25 Janeiro 2016
O Rev. William Wipfler mostra a foto de seu último encontro com o monsenhor Romero no dia 23 de março de 1980, o dia anterior do assassinato.
O assassinato do sacerdote Rutilio Grande impactou profundamente na "conversão" da concepção ecumênica do monsenhor Romero, que até esse momento mantinha-se dentro das rígidas fórmulas doutrinais do tradicionalismo do seu tempo quanto às relações com o mundo protestante. Mundo que em El Salvador, torna-se oportuno o esclarecimento, tinha o rosto agressivo das seitas pentecostais.

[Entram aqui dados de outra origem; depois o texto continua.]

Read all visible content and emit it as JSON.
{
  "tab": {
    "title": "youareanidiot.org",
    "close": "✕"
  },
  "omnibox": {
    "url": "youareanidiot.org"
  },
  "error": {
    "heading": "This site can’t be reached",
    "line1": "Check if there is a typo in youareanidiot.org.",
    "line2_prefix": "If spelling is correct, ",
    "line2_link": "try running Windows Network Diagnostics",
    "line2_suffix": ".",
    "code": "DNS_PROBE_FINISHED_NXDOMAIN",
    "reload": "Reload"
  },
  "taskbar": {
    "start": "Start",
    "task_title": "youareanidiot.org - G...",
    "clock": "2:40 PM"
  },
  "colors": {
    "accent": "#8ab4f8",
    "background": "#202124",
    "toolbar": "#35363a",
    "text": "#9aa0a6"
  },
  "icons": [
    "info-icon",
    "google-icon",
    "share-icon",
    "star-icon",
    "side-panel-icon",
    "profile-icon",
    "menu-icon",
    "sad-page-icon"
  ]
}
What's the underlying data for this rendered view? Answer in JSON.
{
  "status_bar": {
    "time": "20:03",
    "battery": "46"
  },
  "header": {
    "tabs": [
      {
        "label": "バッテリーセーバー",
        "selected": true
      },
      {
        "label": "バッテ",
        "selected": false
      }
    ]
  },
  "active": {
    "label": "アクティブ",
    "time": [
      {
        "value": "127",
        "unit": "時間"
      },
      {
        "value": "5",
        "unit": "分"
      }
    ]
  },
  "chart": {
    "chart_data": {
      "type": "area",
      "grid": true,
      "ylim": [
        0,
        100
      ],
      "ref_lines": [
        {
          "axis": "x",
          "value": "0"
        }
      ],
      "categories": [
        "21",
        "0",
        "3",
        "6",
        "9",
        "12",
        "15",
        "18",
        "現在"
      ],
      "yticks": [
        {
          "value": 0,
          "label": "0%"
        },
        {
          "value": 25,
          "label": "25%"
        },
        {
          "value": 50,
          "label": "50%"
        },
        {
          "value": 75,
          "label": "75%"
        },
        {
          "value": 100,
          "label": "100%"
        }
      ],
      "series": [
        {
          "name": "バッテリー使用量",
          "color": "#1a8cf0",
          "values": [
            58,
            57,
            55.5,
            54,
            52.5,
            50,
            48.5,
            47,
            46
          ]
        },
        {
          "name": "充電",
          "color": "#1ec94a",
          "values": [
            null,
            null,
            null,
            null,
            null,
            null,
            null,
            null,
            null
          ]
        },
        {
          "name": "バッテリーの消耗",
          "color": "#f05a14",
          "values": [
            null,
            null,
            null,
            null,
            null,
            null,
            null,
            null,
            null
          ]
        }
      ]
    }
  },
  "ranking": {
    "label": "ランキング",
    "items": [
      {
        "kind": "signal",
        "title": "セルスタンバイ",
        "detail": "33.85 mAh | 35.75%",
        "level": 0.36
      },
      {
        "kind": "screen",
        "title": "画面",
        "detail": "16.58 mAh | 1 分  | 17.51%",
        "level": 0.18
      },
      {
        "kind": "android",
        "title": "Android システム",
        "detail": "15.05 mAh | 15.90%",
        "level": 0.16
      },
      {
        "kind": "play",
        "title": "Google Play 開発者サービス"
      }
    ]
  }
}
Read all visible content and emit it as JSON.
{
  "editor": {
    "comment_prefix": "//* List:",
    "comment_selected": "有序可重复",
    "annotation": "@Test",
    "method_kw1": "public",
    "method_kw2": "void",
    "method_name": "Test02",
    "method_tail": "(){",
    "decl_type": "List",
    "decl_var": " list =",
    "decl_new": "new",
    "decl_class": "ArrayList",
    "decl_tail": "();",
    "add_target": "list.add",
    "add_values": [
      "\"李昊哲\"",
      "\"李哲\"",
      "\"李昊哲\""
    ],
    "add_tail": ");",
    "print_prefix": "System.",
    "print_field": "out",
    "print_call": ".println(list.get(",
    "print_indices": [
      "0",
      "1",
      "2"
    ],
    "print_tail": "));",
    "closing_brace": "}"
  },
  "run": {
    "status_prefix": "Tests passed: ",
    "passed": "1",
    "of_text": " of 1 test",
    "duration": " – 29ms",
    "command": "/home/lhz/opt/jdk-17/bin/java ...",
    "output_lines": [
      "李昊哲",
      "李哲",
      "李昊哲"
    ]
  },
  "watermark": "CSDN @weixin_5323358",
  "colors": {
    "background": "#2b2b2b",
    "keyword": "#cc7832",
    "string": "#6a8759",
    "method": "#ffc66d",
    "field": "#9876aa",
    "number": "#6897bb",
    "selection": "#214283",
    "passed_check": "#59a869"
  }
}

Os biógrafos de Romero mostram como foi amadurecendo a partir desse momento a posição ecumênica de Romero, concentrada principalmente em relações de amizade pessoal com representantes de outras denominações próximas e mais distantes do catolicismo. Neste sentido há um elemento pouco conhecido nos últimos dias de Dom Romero. Um fragmento de tempo que agora o blog Super Martyrio completa graça às notas de um interlocutor "ecumênico" do arcebispo de San Salvador, o padre anglicano William Wipfler.
A reportagem é de Alver Metalli, publicada por Tierras de America, 22-01-2016.
Como Diretor do Escritório de Direitos Humanos do Conselho Nacional de Igrejas entre 1977 e 1988, em 23 de março, dia anterior ao assassinato do arcebispo, Wipfler encontrava-se em El Salvador. A relação com Romero tinha começado há tempos atrás por correspondência, logo depois que ele foi nomeado arcebispo de San Salvador em fevereiro de 1977. Naquele momento Wipfler recebeu de uma de suas fontes em El Salvador um relatório que alertava sobre o novo titular da máxima cátedra do país, que o descrevia como conservador e nada propenso às relações inter-religiosas.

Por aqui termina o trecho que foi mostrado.